Une autre prémonition, plus ancienne, fait elle aussi surface : le choix de l’actrice, dès le début des années 90, de faire carrière sous le nom de sa mère, Murphy, plutôt que sous son véritable nom à elle, Brittany Anne Bertolotti. Murphy, comme la célèbre loi de Murphy qui stipule que « tout ce qui est susceptible de mal tourner tournera nécessairement mal », ou, en d’autres termes, que « s’il existe au moins deux façons de faire quelque chose, et qu’au moins l’une de ceux deux façons peut entraîner une catastrophe, il se trouvera forcément quelqu’un pour emprunter cette voie ».  Cette loi, que l’on doit à l’ingénieur en aérospatiale Edward Aloysius Murphy Jr (aucun lien), a entraîné un dérivé célèbre, celui de la tartine beurrée, qui stipule qu’une tartine beurrée chutant à terre tombera systématiquement du côté beurré.
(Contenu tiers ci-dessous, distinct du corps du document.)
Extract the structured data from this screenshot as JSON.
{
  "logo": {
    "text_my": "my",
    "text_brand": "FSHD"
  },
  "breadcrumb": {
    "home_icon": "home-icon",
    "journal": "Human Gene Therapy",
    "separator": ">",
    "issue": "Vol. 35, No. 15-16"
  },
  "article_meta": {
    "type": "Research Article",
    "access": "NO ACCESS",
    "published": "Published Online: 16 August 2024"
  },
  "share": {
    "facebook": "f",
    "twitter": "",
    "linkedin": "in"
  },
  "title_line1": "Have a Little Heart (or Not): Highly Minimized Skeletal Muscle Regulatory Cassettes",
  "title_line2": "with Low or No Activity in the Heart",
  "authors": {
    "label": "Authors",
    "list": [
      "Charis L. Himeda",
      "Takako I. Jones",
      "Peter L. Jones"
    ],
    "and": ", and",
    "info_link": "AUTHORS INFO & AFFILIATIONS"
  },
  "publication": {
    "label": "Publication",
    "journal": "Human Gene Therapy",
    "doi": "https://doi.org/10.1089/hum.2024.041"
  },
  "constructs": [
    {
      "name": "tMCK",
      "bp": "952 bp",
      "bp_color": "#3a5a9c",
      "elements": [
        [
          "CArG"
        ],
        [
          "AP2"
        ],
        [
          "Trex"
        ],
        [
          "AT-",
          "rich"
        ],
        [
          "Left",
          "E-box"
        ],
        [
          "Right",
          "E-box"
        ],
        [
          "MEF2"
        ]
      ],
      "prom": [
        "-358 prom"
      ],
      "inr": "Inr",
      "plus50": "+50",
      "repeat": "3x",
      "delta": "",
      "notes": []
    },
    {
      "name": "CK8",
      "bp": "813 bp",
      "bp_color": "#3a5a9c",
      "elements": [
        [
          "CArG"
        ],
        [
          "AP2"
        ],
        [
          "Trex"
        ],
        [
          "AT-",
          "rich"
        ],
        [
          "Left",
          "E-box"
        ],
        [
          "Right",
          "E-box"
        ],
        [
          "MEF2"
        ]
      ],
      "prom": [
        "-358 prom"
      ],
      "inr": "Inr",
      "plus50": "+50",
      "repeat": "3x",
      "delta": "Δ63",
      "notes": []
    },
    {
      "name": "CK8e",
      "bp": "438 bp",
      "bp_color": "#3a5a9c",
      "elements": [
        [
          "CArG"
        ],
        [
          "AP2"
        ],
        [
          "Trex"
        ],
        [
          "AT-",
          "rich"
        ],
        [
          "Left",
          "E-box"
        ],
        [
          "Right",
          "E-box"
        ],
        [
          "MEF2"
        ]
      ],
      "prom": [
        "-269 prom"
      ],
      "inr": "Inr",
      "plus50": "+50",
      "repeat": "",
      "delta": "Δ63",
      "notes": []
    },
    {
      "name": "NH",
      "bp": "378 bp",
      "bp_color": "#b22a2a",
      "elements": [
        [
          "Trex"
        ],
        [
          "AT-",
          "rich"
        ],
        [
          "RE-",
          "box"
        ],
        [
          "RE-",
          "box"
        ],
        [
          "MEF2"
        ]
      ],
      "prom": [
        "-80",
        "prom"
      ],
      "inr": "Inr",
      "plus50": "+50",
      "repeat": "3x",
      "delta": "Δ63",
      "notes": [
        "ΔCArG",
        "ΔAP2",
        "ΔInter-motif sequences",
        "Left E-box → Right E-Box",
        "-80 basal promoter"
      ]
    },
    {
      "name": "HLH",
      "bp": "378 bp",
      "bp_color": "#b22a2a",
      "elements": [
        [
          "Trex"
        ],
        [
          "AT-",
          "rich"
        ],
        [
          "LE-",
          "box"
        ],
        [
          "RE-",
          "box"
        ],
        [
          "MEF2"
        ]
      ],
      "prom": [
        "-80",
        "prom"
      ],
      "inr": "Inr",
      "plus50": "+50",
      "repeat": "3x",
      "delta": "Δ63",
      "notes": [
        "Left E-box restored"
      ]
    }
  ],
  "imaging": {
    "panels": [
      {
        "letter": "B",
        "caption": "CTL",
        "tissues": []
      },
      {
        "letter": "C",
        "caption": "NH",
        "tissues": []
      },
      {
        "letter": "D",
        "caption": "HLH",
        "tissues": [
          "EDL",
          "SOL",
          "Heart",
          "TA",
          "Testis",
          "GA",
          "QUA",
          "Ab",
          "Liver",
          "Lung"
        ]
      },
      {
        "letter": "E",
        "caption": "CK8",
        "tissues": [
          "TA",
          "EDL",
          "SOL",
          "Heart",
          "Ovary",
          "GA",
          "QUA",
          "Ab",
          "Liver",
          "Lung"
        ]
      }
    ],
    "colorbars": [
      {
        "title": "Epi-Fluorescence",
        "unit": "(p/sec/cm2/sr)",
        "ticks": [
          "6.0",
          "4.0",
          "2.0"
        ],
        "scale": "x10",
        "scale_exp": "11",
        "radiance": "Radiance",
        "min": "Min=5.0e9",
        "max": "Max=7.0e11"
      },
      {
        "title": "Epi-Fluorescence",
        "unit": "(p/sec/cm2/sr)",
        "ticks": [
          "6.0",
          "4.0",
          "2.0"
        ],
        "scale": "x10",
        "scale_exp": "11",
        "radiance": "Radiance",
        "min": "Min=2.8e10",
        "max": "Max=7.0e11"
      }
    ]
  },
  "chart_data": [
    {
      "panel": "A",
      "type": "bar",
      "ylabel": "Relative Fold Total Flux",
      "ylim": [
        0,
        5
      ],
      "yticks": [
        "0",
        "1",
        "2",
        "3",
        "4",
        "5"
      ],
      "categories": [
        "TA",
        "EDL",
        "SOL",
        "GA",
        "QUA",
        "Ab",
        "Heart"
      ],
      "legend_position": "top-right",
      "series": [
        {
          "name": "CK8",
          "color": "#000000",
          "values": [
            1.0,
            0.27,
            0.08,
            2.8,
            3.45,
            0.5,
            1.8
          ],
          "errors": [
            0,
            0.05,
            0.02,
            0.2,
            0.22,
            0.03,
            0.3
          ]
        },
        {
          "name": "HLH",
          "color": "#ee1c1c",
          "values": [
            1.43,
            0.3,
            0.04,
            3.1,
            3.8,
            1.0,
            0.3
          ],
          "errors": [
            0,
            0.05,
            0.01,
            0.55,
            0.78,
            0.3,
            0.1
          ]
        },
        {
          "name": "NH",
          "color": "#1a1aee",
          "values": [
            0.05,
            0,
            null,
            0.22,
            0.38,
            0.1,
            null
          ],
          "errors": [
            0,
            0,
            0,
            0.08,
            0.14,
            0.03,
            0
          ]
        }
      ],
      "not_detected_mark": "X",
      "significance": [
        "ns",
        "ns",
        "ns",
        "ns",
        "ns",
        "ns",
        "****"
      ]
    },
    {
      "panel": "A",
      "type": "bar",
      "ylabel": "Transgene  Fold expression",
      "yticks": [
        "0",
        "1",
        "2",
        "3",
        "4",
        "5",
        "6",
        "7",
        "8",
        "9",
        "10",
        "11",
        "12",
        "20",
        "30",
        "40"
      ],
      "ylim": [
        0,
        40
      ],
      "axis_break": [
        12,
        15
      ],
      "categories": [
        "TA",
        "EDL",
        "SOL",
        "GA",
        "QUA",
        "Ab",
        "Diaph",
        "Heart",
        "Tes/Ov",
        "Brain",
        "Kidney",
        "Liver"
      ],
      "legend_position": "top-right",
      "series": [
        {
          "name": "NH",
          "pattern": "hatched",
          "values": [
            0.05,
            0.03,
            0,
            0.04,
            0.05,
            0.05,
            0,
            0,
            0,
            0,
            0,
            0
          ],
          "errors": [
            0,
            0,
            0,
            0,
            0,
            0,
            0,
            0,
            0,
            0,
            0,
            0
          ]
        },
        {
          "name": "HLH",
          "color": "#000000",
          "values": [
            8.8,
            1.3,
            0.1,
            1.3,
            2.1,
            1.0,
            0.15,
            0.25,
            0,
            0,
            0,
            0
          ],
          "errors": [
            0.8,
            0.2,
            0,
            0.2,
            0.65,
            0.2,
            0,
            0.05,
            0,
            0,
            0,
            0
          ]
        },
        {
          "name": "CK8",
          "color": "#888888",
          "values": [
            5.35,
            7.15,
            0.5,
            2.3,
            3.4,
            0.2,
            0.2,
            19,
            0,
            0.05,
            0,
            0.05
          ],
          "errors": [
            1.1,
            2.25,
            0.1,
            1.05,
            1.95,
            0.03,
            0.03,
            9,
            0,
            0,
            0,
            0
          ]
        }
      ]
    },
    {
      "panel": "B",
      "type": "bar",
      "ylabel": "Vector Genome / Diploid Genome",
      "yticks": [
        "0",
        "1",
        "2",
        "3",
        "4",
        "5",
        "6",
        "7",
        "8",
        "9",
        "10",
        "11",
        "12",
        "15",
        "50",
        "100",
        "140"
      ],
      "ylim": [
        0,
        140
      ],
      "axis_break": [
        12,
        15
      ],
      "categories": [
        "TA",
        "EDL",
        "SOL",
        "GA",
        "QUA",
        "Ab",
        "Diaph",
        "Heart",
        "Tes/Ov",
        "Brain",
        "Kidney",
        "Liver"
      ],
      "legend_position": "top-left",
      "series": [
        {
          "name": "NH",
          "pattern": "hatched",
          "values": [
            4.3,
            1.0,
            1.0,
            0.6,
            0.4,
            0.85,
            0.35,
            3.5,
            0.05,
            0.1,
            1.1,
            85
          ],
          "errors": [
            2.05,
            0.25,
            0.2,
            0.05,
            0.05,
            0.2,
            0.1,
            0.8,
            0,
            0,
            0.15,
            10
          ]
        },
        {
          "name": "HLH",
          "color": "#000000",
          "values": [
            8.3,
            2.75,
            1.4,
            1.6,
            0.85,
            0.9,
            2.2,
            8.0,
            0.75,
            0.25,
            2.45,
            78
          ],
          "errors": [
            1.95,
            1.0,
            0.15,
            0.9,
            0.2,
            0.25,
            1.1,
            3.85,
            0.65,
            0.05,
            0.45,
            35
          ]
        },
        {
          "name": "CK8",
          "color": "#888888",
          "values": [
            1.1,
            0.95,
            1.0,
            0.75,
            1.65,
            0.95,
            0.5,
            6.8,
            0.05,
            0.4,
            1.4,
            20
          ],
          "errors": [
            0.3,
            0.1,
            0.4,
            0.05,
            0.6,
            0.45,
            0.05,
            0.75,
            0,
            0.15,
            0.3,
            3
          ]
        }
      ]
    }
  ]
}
En choisissant de s’appeler Brittany Murphy, l’apprentie comédienne prenait un risque inconsidéré : s’il y a au moins deux façons de conduire sa carrière et qu’au moins l’une de ces deux façons peut entraîner une catastrophe, il se trouvera forcément quelqu’un pour emprunter cette voie, c’est-à-dire que tout ce qui est susceptible de faire rater une carrière avant d’entraîner la mort fera rater la carrière et entraînera la mort. Se placer délibérément sous cette épée de Damoclès n'était pas forcément l'idée la plus brillante que puisse avoir une actrice débutante.


Encore vivante et déjà la corde au cou...



Encore derrière ces signes avant-coureurs et autres superstitions, il y a surtout le gigantesque suicide professionnel qu’a constitué sa carrière post-2006 (c’est-à-dire, curieusement, depuis sa rencontre avec Simon Monjack, qui l’aurait beaucoup entretenue dans un repli sur elle-même et une crainte du monde extérieur injustifiés). Et il y a son naturel, de fille drôle, blagueuse, souvent légère et un peu dilettante, de fille qui ne se prenait pas au sérieux, de fille qui n’avait finalement pas tant que ça confiance en elle. De fille pour qui, tout compte fait, Hollywood n’était pas vraiment l'endroit idéal. Il paraît que quelques jours avant sa disparition, Brittany avait formulé le vœu de quitter Los Angeles pour revenir à New York, la ville dans laquelle elle avait passé son enfance, et d’arrêter le cinéma pour faire du théâtre. Cinq ans après, je me dis que ce n’était pas forcément une mauvaise idée – en revanche, ça venait indéniablement un peu tard.